There are few open-source tools for Indian languages outside of Hindi, at least tools that are widely available. Besides an analyzer that Microsoft provides, open-source tools are rare. But there are several from the Indian Language Technology Proliferation and Deployment Center identifies the root and grammatical features of words in various Indian languages:
Morph Analyzer for Kannada: root identification and grammatical feature extractor
Asian Languages (Non-Indian)
Because of the variety in characters among Asian languages, there are several that group capabilities for multiple Asian languages together.
Docker-Elasticsearch: For Japanese and Vietnamese; affiliated with neither Docker nor Elasticsearch.

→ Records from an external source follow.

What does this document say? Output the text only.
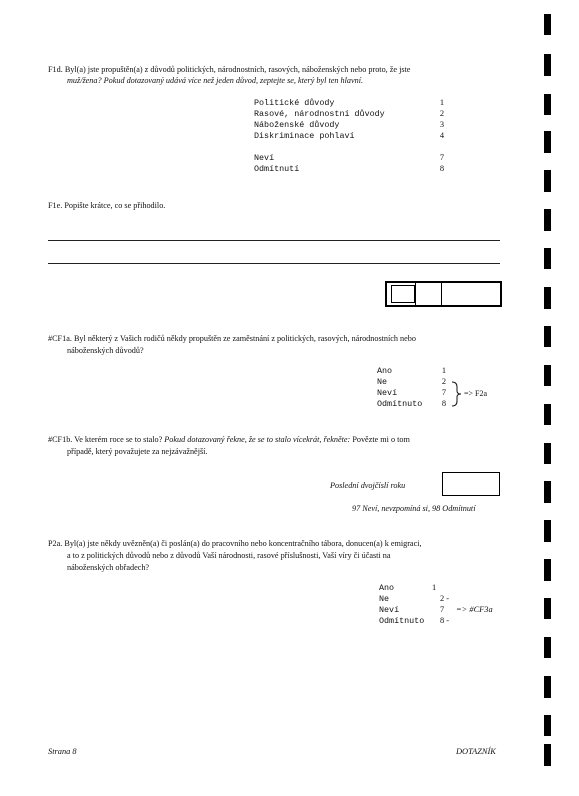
F1d. Byl(a) jste propuštěn(a) z důvodů politických, národnostních, rasových, náboženských nebo proto, že jste
muž/žena? Pokud dotazovaný udává více než jeden důvod, zeptejte se, který byl ten hlavní.
Politické důvody	1
Rasové, národnostní důvody	2
Náboženské důvody	3
Diskriminace pohlaví	4
Neví	7
Odmítnutí	8
F1e. Popište krátce, co se přihodilo.
#CF1a. Byl některý z Vašich rodičů někdy propuštěn ze zaměstnání z politických, rasových, národnostních nebo
náboženských důvodů?
Ano	1
Ne	2
Neví	7
Odmítnuto	8
=> F2a
#CF1b. Ve kterém roce se to stalo? Pokud dotazovaný řekne, že se to stalo vícekrát, řekněte: Povězte mi o tom
případě, který považujete za nejzávažnější.
Poslední dvojčíslí roku
97 Neví, nevzpomíná si, 98 Odmítnutí
P2a. Byl(a) jste někdy uvězněn(a) či poslán(a) do pracovního nebo koncentračního tábora, donucen(a) k emigraci,
a to z politických důvodů nebo z důvodů Vaší národnosti, rasové příslušnosti, Vaší víry či účasti na
náboženských obřadech?
Ano	1
Ne	2 -
Neví	7 => #CF3a
Odmítnuto 8 -
Strana 8	DOTAZNÍK
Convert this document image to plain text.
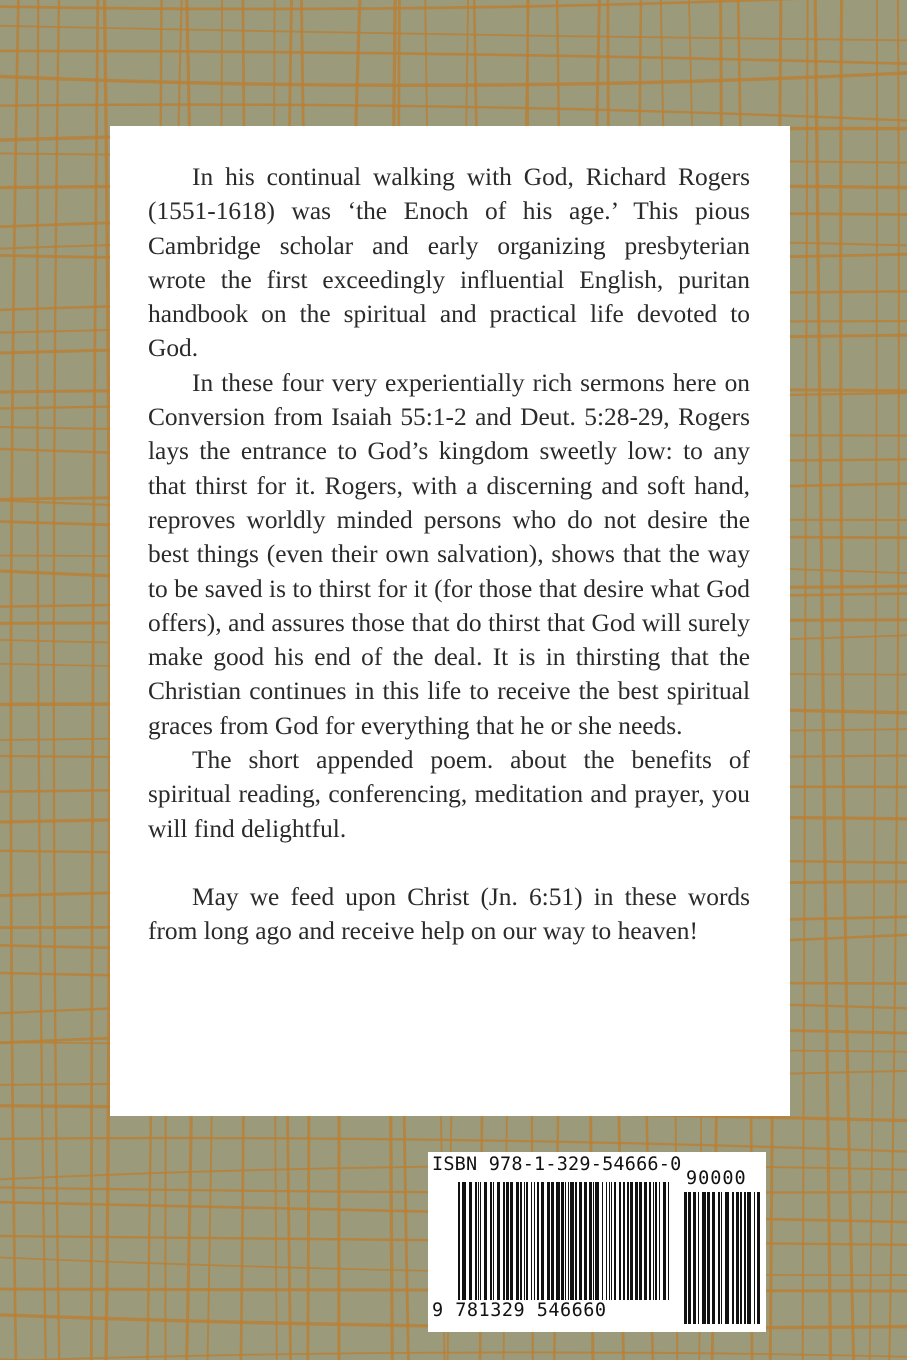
In his continual walking with God, Richard Rogers (1551-1618) was ‘the Enoch of his age.’ This pious Cambridge scholar and early organizing presbyterian wrote the first exceedingly influential English, puritan handbook on the spiritual and practical life devoted to God.

In these four very experientially rich sermons here on Conversion from Isaiah 55:1-2 and Deut. 5:28-29, Rogers lays the entrance to God’s kingdom sweetly low: to any that thirst for it. Rogers, with a discerning and soft hand, reproves worldly minded persons who do not desire the best things (even their own salvation), shows that the way to be saved is to thirst for it (for those that desire what God offers), and assures those that do thirst that God will surely make good his end of the deal. It is in thirsting that the Christian continues in this life to receive the best spiritual graces from God for everything that he or she needs.

The short appended poem. about the benefits of spiritual reading, conferencing, meditation and prayer, you will find delightful.

May we feed upon Christ (Jn. 6:51) in these words from long ago and receive help on our way to heaven!

ISBN 978-1-329-54666-0
90000
9 781329 546660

Elasticsearch-for-careers: A Vietnamese-specific analyzer to help with job searches. It is built on with the VnTokenizer included.
VN-Lucene: Also uses VNTokenizer
Lucene Analyzer for Tibetan: Based off Tibetan-NLP analyzers. It includes lemmatization, a list of stop words, a “diacritics transliteration schema” (DTS), syllable tokenizer and affix tokenizer among other language-specific modes like the “PaBaFilter” that normalizes words with either phoneme “pa” and “ba.”